So many things that can eat up sooo much production time when not being sure how to address a certain task--
OHM mechanics comes to mind as free plugin for mechanical stuff--
Olli
Cartesius
05-24-2005, 12:31 PM
Also check out http://www.base80.com/ for some very nifty XPresso and overall basic solutions.
/Anders
PetrolUk
05-24-2005, 12:45 PM
I'd keep the camera locked off for a start and I'd look at rendering it all in separate elements. Something like this.
Lets take a dock scene with a crane unloading the Ship.
1. I'd first render a still of the Ship and Dock and it's background (sky etc)
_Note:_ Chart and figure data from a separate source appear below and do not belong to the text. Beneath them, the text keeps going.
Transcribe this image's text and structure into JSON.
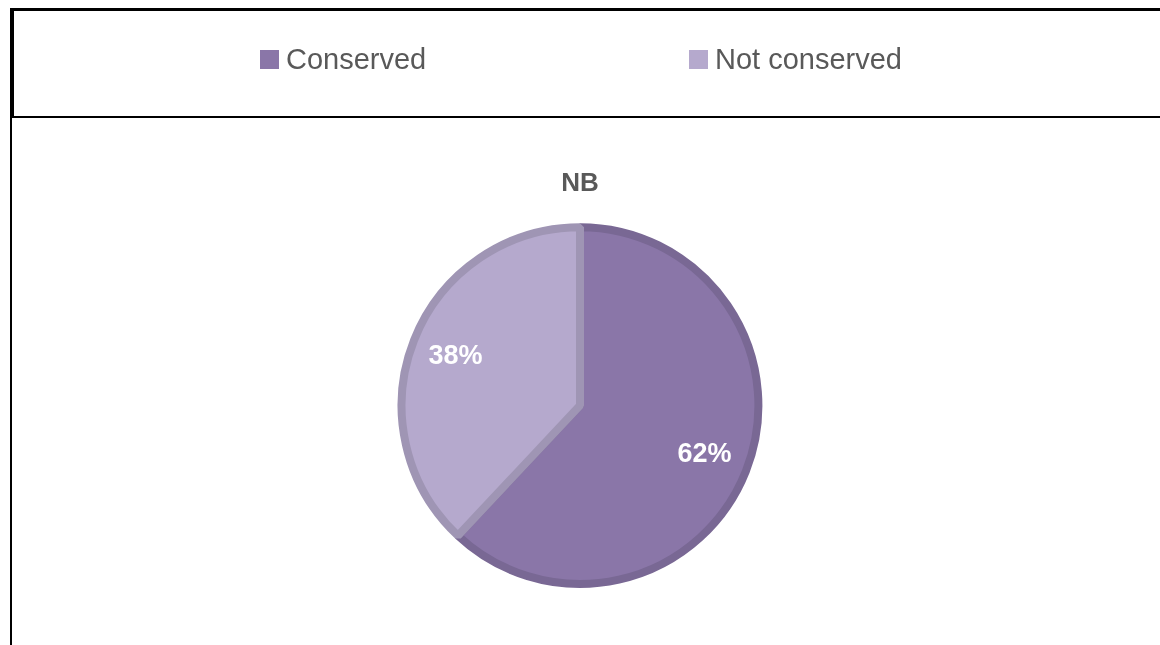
{
  "chart_data": {
    "type": "pie",
    "title": "NB",
    "categories": [
      "Conserved",
      "Not conserved"
    ],
    "values": [
      62,
      38
    ],
    "value_labels": [
      "62%",
      "38%"
    ],
    "colors": [
      "#8a76a8",
      "#b5a9cd"
    ],
    "legend": "top"
  }
}
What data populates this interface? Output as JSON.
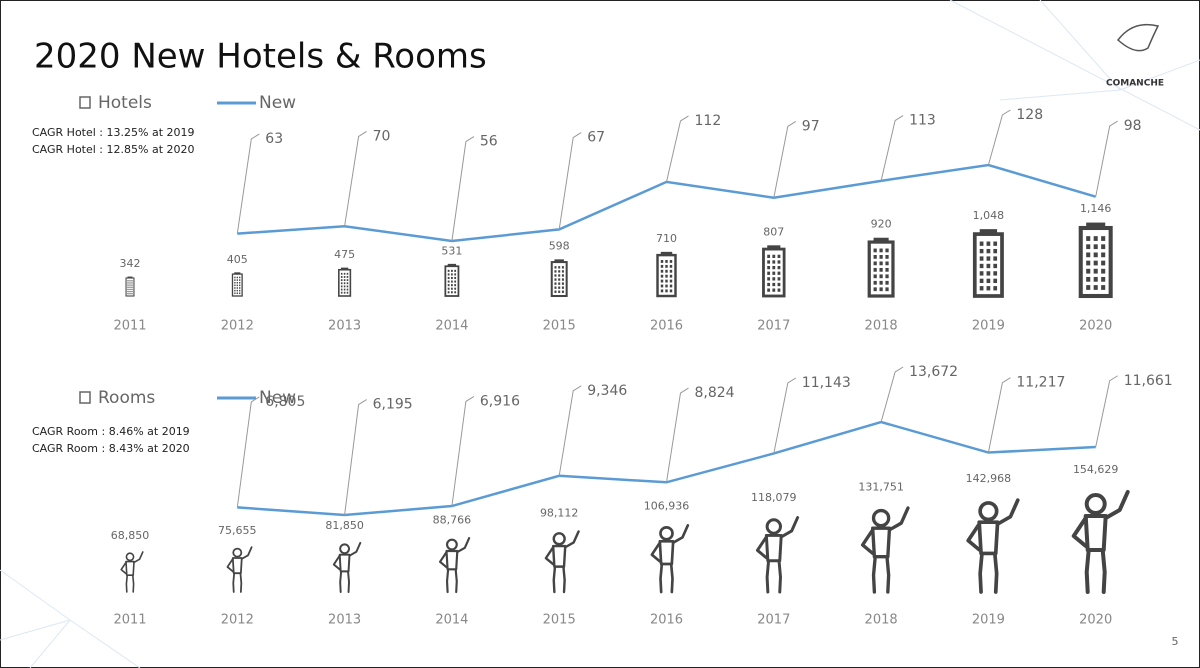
{
  "title": "2020 New Hotels & Rooms",
  "logo": "COMANCHE",
  "page_number": "5",
  "chart_data": [
    {
      "type": "line",
      "annotations": [
        "CAGR Hotel : 13.25% at 2019",
        "CAGR Hotel : 12.85% at 2020"
      ],
      "categories": [
        "2011",
        "2012",
        "2013",
        "2014",
        "2015",
        "2016",
        "2017",
        "2018",
        "2019",
        "2020"
      ],
      "series": [
        {
          "name": "Hotels",
          "color": "#444444",
          "values": [
            342,
            405,
            475,
            531,
            598,
            710,
            807,
            920,
            1048,
            1146
          ],
          "value_labels": [
            "342",
            "405",
            "475",
            "531",
            "598",
            "710",
            "807",
            "920",
            "1,048",
            "1,146"
          ]
        },
        {
          "name": "New",
          "color": "#5b9bd5",
          "values": [
            null,
            63,
            70,
            56,
            67,
            112,
            97,
            113,
            128,
            98
          ]
        }
      ]
    },
    {
      "type": "line",
      "annotations": [
        "CAGR Room : 8.46% at 2019",
        "CAGR Room : 8.43% at 2020"
      ],
      "categories": [
        "2011",
        "2012",
        "2013",
        "2014",
        "2015",
        "2016",
        "2017",
        "2018",
        "2019",
        "2020"
      ],
      "series": [
        {
          "name": "Rooms",
          "color": "#444444",
          "values": [
            68850,
            75655,
            81850,
            88766,
            98112,
            106936,
            118079,
            131751,
            142968,
            154629
          ],
          "value_labels": [
            "68,850",
            "75,655",
            "81,850",
            "88,766",
            "98,112",
            "106,936",
            "118,079",
            "131,751",
            "142,968",
            "154,629"
          ]
        },
        {
          "name": "New",
          "color": "#5b9bd5",
          "values": [
            null,
            6805,
            6195,
            6916,
            9346,
            8824,
            11143,
            13672,
            11217,
            11661
          ],
          "value_labels": [
            null,
            "6,805",
            "6,195",
            "6,916",
            "9,346",
            "8,824",
            "11,143",
            "13,672",
            "11,217",
            "11,661"
          ]
        }
      ]
    }
  ]
}
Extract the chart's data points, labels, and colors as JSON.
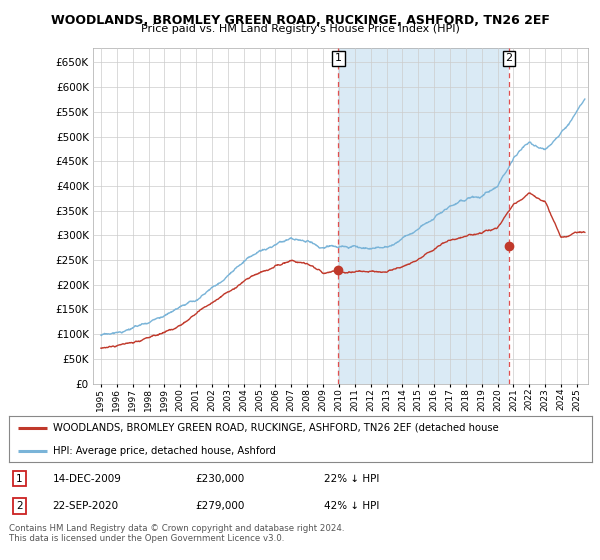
{
  "title": "WOODLANDS, BROMLEY GREEN ROAD, RUCKINGE, ASHFORD, TN26 2EF",
  "subtitle": "Price paid vs. HM Land Registry's House Price Index (HPI)",
  "hpi_color": "#7ab4d8",
  "price_color": "#c0392b",
  "vline_color": "#e05050",
  "shade_color": "#daeaf5",
  "background_color": "#ffffff",
  "grid_color": "#cccccc",
  "ylim": [
    0,
    680000
  ],
  "yticks": [
    0,
    50000,
    100000,
    150000,
    200000,
    250000,
    300000,
    350000,
    400000,
    450000,
    500000,
    550000,
    600000,
    650000
  ],
  "xlim_start": 1994.5,
  "xlim_end": 2025.7,
  "sale1_x": 2009.96,
  "sale1_y": 230000,
  "sale2_x": 2020.72,
  "sale2_y": 279000,
  "legend_line1": "WOODLANDS, BROMLEY GREEN ROAD, RUCKINGE, ASHFORD, TN26 2EF (detached house",
  "legend_line2": "HPI: Average price, detached house, Ashford",
  "table_row1_num": "1",
  "table_row1_date": "14-DEC-2009",
  "table_row1_price": "£230,000",
  "table_row1_hpi": "22% ↓ HPI",
  "table_row2_num": "2",
  "table_row2_date": "22-SEP-2020",
  "table_row2_price": "£279,000",
  "table_row2_hpi": "42% ↓ HPI",
  "footer": "Contains HM Land Registry data © Crown copyright and database right 2024.\nThis data is licensed under the Open Government Licence v3.0."
}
2. Then I'd render the crane as an animation unloading the containers.
3. I'd render a still frame of some foreground elements ie more containers just to give the scene depth.
Then take all these elements in to After Effects, Combustion or any compositing program. If you've never used these programs AfterEffects is not unlike photoshop and a simple layered comp is very easy to do. Cinema also has an export option which can take all your camera and lights in to After Effects.
Add all the layers and render the whole scene out as a movie. Finally edit all these separate scenes together in After Effects ( or whatever you have)
This way each bit is sorted into manageable chunks. Also each animation is easily tweaked as you won't need to re-render the whole scene.
Hope this helps
Nextor
05-24-2005, 01:07 PM
With the animation itself. This helped me a lot when i had to do some cranes and trucks.
3DKiwi's Expresso tuts... make it look a little less scary :)
C4D Cafe's Expresso tuts (http://www.c4dcafe.com/portal/article_showsub.asp?cat_id=11&Cat=XPresso+%26+C%2EO%2EF%2EF%2EE%2EE)
BTW, Very good time to thank the guys from C4D Cafe for making life a little easier and funny. Cheers mates.